Consider a particle-antiparticle pair. We can think of space as a sea of low-excitation pairs. When energy is added to a virtual pair, like say a gamma ray, you get a real pair, and the total quantum numbers of the massless chargeless photon are maintained, by the pair. But once they move apart, there isn't uncertainty like there was for the virtual pair, charge will be conserved even though it 'appeared from nowhere'. Feynman Diagrams can help us picture the virtual particle sea, with particle interactions shaped by all the possible things that could happen, but with probabilities and so impacts on the system observables, scaled down with the number of vertexes or crossing points of particle paths in the diagram.

So, saying all the properties are relational isn't like a kind of 'total subjectivity', where anything could be anything. There are waves of information bouncing around, limited by the speed of light (except entangled information, ER = EPR, but this can't be used to transmit FTL signals, I think of it as like spinning a coin and cutting it in half while it's still spinning, like the particle pair you know what is conserved), and paused fuzzily in isolated systems - entropy and the second law of thermodynamics can be described as state information's tendency to spread out, see the purification principle.

We can picture the whole universe as arising from uncertainty alone, with net properties of charge and mass of zero, but a series of divisions and separations that have emergent symmetries, like even space and time themselves emerging from a fuzzy soup of uncertainty (the quantum spin network).

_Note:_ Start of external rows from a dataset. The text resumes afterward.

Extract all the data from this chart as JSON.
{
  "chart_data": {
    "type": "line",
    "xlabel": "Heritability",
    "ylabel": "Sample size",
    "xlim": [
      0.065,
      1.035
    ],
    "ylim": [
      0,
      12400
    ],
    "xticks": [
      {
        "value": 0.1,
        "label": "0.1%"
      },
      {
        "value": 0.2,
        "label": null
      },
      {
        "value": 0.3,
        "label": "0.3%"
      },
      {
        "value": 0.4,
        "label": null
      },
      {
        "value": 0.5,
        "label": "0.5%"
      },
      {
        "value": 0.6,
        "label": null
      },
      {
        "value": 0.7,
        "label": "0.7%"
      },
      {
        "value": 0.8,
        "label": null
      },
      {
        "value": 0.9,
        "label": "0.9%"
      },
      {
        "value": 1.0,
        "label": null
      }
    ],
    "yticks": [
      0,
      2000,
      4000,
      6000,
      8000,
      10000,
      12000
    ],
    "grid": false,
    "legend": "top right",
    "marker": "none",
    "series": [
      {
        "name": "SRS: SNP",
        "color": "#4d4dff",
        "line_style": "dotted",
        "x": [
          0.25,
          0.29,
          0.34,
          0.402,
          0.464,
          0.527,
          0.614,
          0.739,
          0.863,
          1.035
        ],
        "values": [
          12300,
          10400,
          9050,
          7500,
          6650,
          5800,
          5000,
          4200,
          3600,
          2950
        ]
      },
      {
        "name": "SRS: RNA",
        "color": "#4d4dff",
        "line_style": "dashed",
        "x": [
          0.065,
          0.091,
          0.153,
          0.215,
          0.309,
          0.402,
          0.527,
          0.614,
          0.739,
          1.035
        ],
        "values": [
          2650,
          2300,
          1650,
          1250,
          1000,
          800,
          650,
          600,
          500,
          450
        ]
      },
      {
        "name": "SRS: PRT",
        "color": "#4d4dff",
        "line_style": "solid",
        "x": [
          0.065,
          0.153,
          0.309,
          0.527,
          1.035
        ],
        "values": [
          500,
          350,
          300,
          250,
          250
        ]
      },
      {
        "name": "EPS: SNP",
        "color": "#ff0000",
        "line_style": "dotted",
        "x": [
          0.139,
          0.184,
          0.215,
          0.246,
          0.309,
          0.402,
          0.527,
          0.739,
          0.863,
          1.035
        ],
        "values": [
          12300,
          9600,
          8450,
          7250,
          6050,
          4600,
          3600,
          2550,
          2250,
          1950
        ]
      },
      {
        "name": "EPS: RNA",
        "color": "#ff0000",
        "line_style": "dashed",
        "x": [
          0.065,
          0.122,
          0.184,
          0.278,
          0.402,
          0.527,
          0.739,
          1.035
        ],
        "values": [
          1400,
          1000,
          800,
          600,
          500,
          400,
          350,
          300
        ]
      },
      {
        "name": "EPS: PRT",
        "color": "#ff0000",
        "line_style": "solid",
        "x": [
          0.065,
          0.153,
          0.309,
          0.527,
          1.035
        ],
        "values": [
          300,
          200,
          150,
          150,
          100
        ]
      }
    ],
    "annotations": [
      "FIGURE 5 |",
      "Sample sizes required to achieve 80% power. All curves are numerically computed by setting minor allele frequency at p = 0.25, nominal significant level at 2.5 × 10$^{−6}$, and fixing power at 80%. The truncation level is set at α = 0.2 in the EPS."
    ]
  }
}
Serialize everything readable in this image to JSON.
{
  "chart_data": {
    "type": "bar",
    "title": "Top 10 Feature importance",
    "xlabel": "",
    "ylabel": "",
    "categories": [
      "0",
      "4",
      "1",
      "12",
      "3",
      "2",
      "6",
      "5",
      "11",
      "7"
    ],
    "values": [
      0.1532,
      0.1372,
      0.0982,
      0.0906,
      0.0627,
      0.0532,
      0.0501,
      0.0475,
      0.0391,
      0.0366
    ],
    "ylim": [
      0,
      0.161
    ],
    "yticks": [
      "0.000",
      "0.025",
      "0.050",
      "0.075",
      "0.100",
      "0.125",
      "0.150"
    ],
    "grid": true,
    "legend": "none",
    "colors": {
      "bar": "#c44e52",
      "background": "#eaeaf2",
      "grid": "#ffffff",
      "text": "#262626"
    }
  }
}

More on the limits of causal narratives vs symmetries & conservation laws here: Is the idea of a causal chain physical (or even scientific)?

Answer 4

If an electron doesn’t interact with other particles, it will disperse over space. It's position will get more and more uncertain, while its velocity will show less and less variation. Can we say the electron still exists? It will become an extended ghost-like entity, desperately seeking for interaction over larger and larger parts of space. With increasing efficiency. Will it find a positron to happily annihilate it, in a bright flash of love? Will it encounter a tau to hate, push and run away from? Without interactions and relations, there is no meaning to existence.